Sunday, November 13, 2005

Apple's biggest threat may be a wireless carrier

KDDI was once a distant also-ran in the Japanese wireless telephone market. It still trails leader NTT DoCoMo, but the gap is narrowing quickly because KDDI has been taking bold steps. I wish Cingular, Verizon, Sprint and T-Mobile would take notice, but I fear they have been too busy consolidating power to worry about anything else.

To my (admittedly limited) knowledge, KDDI operates the only all-IP cellular network on earth. Skype helped prove that for terrestrial networks, voice is just an application, and KDDI is taking this concept to the wireless world. This is a big deal.

Why? When wireless carriers embrace the idea that their cellular networks are just IP connections to the small computers we call mobile phones, endless possibilities will spring forth. The first post-voice, breakout application seems to be music.

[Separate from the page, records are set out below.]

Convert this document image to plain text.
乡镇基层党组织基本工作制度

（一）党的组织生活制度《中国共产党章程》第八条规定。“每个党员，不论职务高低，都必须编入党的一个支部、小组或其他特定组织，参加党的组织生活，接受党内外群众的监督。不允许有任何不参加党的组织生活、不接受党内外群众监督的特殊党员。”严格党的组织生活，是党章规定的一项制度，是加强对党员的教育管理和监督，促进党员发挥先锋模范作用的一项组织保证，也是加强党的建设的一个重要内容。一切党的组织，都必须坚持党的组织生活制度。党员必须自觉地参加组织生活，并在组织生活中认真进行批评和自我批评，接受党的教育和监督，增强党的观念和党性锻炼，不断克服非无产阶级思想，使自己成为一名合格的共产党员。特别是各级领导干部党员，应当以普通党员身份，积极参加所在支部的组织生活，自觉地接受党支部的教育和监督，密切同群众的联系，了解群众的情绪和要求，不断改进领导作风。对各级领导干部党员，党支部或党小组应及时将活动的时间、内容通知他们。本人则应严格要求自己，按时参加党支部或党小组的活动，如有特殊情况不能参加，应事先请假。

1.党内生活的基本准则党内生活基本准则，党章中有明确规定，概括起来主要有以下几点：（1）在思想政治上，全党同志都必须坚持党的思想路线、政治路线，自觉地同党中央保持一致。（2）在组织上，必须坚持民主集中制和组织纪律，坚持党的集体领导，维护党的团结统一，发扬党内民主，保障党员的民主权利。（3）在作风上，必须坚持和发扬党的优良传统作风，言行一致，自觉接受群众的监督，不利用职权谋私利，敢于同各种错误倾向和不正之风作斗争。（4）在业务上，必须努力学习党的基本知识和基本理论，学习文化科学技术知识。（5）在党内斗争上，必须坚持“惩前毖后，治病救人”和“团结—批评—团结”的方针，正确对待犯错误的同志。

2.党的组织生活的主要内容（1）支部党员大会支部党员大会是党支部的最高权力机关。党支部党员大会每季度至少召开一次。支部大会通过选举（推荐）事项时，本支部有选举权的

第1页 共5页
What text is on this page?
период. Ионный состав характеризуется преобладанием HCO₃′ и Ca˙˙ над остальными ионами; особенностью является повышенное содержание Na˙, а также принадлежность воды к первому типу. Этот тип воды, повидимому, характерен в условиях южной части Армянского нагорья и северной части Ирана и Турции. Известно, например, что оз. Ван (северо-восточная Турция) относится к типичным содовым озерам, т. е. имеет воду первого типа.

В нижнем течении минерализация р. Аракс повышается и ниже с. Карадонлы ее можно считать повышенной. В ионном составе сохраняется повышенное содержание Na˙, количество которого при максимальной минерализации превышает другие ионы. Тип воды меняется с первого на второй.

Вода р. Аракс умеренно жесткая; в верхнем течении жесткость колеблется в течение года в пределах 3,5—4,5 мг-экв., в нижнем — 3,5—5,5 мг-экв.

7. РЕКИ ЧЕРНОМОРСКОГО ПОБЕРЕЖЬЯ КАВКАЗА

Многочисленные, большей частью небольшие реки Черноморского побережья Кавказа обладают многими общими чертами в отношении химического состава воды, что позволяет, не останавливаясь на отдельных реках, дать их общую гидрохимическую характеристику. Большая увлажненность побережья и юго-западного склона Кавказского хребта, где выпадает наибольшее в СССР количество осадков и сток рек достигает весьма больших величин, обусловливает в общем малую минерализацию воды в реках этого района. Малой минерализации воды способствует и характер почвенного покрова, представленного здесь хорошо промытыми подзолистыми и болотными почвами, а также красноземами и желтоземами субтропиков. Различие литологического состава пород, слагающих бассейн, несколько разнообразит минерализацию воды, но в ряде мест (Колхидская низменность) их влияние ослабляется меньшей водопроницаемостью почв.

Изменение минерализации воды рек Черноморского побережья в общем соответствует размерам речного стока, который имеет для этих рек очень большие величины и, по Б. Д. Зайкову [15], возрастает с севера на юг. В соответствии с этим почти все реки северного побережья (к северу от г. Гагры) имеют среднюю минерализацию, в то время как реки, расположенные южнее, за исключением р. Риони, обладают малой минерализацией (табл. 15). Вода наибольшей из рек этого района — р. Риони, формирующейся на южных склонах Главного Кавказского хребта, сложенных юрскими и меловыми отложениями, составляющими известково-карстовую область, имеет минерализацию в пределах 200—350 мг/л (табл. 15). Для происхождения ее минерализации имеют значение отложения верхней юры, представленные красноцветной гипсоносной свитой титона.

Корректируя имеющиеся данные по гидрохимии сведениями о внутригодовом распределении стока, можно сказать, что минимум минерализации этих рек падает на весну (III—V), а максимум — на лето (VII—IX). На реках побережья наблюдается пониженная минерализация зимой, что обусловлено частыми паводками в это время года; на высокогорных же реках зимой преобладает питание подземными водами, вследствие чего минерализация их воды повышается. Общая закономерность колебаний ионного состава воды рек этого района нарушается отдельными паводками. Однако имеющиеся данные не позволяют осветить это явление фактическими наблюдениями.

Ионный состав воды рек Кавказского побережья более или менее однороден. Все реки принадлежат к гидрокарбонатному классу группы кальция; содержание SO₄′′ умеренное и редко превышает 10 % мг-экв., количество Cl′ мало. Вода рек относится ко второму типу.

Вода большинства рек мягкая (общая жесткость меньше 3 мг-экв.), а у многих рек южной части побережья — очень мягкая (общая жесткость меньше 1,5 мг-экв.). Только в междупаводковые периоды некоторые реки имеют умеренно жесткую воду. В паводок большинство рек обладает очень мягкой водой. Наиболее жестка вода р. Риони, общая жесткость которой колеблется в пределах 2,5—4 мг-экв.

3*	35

In the US, today's "MP3 phones" are tethered to a PC. There's no way to load music onto these devices without connecting them to a computer. In Japan, KDDI users download music directly to their phone, which means music is a real impulse purchase. KDDI sold its first million tracks in January, just 48 days after launch. This is particularly impressive because only 410,000 KDDI subscribers had phones with music capabilities. That's more than 2 songs per subscriber in less than two months.

KDDI has since surpassed 20 million downloads, and customers are defecting from DoCoMo in droves. The key is flat rate, high speed service. It takes under 20 seconds to download a full MP3-quality track on the KDDI network.

Apple's iPod product line is fantastic, and the iTunes experience clearly works well for most consumers (1 billion served is obvious evidence). But when some company figures out how to replicate KDDI's offering the US, it could take a serious bite out of Apple's music dominance and capture cell phone share faster than by, say, acquiring T-Mobile. I won't hold my breadth for it to happen, but when it does I'll be ready to sign up.

3 comments:

Anonymous said...

I have always thought the greatest impediment to the growth of the iPod market is the fact that it requires a computer.

This cuts off a lot of people who don't have a computer or can't afford one or don't want to use one.

That said, I'm guessing Apple's iPod profits mostly come from the high-end of their product line. And their high-end products are more likely to be acquired by someone with a computer.

I'm also fairly confident Apple is coming out with a "cell phone".

Gen Kanai said...

Jeremy, there's a lot more for a non-Japanese carrier to learn from KDDI other than their lead in full-song downloads. They're also the first to launch a mobile auction platform (in a JV with bidders.jp) which make a lot of sense when you consider fast 3G networks, 2-3 megapixel cameraphones, and the always-on-ness of mobile. Sadly, the oligopolic [is that a word?] nature of mobile markets means that these companies (in the US) have no real external competitive pressure to innovate.

Japan does have one significant difference from most other major mobile networks- SMS is not implemented. Mobile email is really email, not SMS.

Somewhat related, I have some thoughts on mobile auctions up on my blog:

http://www.kanai.net/weblog/archive/2005/10/25/23h31m54s

Anonymous said...

I just downloaded my first 5 full track songs over the Sprint EVDO network. Each song loaded in less the 30 seconds and the sound quality is just as good as my iPod. I have a 512MB card in the phone, not sure how many songs that will hold but my guess is enough (and I can get a card with more storage). The service is powered by Groove Networks.